Wenn ein Hund schmerzhaft lahmt oder offensichtlich unter Beschwerden leidet, fragen sich viele Besitzer: Darf ich ihm Novalgin geben? Die Antwort ist: Ja – aber nur in der richtigen Dosis und nach Absprache mit dem Tierarzt.
Laut einer Empfehlung von Tierärztin Dr. liegen die empfohlene Gabe von Novalgin bei Hunden bei 2- bis 3-mal täglich 500 mg, unabhängig davon, ob als Tablette, Zäpfchen oder Tropfen. Allerdings hängt die genaue Dosierung stark von der Größe, dem Gewicht und dem Gesundheitszustand des Hundes ab. Ein kleiner Hund braucht logischerweise weniger als ein großer Mischling.

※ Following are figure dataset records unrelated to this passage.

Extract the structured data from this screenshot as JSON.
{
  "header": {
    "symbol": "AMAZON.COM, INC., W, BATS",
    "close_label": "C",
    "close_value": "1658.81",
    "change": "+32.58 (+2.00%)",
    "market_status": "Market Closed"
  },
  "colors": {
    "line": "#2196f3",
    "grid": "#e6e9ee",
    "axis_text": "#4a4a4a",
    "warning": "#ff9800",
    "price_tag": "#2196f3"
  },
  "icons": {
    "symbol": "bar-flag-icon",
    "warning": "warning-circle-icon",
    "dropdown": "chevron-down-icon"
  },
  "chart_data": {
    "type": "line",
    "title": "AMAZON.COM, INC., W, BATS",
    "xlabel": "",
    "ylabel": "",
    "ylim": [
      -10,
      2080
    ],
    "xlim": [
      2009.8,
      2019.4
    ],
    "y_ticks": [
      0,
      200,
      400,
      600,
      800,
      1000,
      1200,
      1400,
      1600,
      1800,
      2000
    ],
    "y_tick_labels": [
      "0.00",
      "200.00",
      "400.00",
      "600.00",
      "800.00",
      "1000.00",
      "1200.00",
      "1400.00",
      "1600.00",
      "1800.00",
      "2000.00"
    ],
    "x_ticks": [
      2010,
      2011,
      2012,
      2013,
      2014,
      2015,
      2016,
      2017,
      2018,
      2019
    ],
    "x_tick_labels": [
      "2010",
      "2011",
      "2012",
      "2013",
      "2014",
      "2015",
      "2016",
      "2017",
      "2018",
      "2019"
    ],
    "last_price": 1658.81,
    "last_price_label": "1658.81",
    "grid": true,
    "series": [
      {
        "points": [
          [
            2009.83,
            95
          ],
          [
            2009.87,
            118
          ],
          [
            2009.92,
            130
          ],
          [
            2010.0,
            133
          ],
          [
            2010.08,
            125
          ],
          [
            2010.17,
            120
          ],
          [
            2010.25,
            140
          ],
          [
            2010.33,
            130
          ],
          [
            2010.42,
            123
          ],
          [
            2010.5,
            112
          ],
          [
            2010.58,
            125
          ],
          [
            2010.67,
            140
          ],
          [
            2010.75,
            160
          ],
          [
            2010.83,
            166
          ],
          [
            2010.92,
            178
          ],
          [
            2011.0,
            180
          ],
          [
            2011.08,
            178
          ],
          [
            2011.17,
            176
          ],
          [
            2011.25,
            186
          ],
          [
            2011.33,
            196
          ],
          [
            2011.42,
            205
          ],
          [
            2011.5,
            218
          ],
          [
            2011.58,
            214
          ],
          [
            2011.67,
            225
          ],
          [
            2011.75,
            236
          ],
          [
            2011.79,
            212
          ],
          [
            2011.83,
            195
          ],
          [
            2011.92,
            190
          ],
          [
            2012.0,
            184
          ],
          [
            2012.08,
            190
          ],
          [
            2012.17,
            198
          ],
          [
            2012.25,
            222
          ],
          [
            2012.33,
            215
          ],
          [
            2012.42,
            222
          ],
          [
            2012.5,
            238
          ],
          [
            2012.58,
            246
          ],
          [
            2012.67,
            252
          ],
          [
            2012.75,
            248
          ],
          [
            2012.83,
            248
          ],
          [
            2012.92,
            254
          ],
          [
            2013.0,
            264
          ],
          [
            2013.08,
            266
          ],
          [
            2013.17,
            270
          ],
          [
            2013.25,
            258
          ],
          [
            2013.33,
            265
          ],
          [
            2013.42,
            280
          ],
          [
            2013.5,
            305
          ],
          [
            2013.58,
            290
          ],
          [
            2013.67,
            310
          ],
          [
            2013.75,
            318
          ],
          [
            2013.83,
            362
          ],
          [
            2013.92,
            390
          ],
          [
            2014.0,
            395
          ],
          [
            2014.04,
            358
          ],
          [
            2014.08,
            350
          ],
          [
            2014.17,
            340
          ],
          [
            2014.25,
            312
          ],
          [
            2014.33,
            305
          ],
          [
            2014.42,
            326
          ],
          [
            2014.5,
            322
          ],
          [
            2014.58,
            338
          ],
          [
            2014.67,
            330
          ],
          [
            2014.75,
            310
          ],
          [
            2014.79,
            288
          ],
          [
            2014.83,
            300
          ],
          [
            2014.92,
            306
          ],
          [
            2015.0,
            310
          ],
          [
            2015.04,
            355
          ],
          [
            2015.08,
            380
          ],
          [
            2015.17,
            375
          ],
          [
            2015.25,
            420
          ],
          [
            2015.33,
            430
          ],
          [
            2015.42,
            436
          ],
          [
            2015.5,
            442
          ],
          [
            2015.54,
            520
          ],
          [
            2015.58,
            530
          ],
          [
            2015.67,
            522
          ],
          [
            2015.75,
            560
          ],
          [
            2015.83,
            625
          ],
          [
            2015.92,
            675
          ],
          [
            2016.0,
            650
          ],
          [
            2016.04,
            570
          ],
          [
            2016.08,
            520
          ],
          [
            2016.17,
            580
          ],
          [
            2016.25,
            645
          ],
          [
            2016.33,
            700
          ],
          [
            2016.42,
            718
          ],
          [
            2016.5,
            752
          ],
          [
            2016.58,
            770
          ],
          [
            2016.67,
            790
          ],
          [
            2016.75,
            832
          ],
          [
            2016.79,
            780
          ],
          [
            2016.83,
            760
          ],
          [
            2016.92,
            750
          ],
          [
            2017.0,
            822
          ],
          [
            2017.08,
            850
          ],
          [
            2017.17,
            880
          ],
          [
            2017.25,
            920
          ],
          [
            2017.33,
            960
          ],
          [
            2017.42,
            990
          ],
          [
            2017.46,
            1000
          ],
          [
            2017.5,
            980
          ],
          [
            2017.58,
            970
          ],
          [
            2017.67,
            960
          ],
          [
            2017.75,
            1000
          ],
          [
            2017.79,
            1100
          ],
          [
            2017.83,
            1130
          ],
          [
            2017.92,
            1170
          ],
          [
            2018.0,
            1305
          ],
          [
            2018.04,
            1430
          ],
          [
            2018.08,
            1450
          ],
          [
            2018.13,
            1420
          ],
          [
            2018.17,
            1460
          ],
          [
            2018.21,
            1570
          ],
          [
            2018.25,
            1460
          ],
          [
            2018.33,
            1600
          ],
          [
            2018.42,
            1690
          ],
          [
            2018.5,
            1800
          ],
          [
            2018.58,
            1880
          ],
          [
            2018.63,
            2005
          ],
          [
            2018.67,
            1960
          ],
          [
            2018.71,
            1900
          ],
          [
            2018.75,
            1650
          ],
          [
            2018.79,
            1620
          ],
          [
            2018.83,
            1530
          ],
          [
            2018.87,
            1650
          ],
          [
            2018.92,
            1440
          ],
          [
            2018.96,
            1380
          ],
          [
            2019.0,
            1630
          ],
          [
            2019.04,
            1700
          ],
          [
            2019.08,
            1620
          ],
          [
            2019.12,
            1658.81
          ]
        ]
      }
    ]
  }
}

Novalgin allein ist kein Wundermittel – es lindert zwar Schmerzen und senkt Fieber, greift aber nicht die Ursache an. Deshalb sollte es immer nur kurzfristig eingesetzt werden, während man den Tierarzt aufsucht. Oft wird es tatsächlich in Kombination mit anderen Schmerzmitteln wie Rimadyl verordnet, besonders nach Operationen oder bei chronischen Erkrankungen wie Arthrose.
Wichtig: Niemals Medikamente für Menschen einfach so an Hunde verabreichen. Manche Inhaltsstoffe, die für uns unbedenklich sind, können für Hunde gefährlich oder sogar tödlich sein. Paracetamol etwa ist für Hunde extrem riskant – Novalgin enthält zwar keinen Paracetamol, sondern Diclofenac, aber auch dieses Mittel muss mit Vorsicht eingesetzt werden.
Fazit: Novalgin kann unter tierärztlicher Anleitung helfen, aber niemals ersetzen. Bei anhaltenden Schmerzen oder plötzlichem Leidensverhalten sollte immer schnell ein Tierarzt konsultiert werden. Die Gesundheit des Hundes steht an erster Stelle.